The Rockies had a play on in anticipation of a double steal.
"It's great to execute like that," Rosario said. "When everybody knows what to do and does it, it makes us a good team."
Does Sveum hit his head against the wall when he sees mistakes?
"I might have hit it too hard, and I might not have made it the rest of the game on that one," he said.
Raley, recalled from Triple-A Iowa before the game, will stay in the rotation the rest of the season but continue to be limited to five innings each outing. The lefty, who began the year at Double-A Tennessee, has totaled 156 innings already.
"Who doesn't want to go seven, eight innings and give your team the chance to win?" Raley said. "I felt like I gave us a chance to win through five today. I understand [being limited], and I want to win as bad as anybody else.

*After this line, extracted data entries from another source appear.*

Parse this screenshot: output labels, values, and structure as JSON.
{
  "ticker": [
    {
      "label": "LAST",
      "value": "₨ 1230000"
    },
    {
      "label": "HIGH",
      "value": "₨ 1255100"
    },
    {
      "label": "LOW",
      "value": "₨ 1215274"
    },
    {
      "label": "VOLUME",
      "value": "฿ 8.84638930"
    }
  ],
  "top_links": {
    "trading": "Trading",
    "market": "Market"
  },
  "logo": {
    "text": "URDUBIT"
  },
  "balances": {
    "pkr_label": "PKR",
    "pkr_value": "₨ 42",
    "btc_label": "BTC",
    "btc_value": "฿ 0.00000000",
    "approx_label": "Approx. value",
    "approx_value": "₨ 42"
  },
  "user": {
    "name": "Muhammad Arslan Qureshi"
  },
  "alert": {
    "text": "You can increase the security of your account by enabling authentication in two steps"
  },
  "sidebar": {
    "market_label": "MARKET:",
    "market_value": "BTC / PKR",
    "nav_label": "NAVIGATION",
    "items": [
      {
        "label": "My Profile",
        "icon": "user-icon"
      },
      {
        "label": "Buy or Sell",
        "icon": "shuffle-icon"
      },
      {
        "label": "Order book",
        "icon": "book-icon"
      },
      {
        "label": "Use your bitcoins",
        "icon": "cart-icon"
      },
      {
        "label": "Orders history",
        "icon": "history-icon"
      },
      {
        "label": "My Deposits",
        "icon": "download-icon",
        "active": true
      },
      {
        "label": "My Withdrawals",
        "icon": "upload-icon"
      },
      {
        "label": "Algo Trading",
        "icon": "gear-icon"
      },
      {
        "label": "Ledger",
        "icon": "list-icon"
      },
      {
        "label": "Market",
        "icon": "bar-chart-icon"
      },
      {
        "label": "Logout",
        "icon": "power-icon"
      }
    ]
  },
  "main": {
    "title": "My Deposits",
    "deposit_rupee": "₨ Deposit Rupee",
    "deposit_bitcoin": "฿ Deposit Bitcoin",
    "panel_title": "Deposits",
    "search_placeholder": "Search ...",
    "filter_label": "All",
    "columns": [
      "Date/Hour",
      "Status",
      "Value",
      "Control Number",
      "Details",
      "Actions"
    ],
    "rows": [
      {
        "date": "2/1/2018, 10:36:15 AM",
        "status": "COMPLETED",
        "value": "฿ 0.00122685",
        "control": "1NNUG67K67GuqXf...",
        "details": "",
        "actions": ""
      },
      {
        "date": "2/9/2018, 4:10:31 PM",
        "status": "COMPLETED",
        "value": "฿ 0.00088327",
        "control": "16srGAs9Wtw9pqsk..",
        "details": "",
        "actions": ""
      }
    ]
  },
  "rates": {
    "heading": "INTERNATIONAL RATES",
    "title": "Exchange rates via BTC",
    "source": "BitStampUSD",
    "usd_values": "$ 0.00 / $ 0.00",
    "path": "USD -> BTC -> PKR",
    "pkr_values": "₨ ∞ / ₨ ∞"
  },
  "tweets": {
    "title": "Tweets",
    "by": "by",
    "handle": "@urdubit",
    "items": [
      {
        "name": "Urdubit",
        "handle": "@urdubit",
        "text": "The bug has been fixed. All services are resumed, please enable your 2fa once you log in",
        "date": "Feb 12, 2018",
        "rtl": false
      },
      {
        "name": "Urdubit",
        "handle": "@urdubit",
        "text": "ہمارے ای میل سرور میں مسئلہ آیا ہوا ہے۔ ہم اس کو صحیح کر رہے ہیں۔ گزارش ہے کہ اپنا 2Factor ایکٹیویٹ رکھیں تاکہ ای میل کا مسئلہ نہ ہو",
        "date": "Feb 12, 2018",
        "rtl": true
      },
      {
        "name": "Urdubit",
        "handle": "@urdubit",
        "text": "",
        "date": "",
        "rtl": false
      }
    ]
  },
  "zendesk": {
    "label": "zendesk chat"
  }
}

It's not going to keep me from competing."
"He got the five innings and 80-something pitches and that was enough," Sveum said.
The Cubs opened a 3-0 lead, as Alfonso Soriano scored on an error by third baseman Chris Nelson and Jackson hit a two-run homer, his second in as many games.
"I hit that homer about 367 feet, and I think the wall is 368," Jackson said. "I'll certainly take it."
This was Jackson's first multi-RBI game, and his first game since his debut on Aug. 5 that he had more hits than strikeouts.
"It's more relaxing because my swing is more comfortable and I'm having better at-bats," Jackson said. "It's not that I'm getting hits -- sure, I'm happy about that and I'm producing -- but I feel confident at the plate and we've made some good adjustments and we'll continue to work and keep trying to get better."
Seven of Jackson's 12 hits this season have been for extra bases.
"With the strikeouts and everything, right now he's got a .700 OPS," Sveum said. "It's not what you want, but with those strikeouts, he's still hit three home runs, has a couple doubles, and a triple. That's the kind of center fielder you're asking for, and when he cuts down on the strikeouts, [his OPS] will get higher and higher."
And, Sveum hopes, the kids will get smarter and smarter.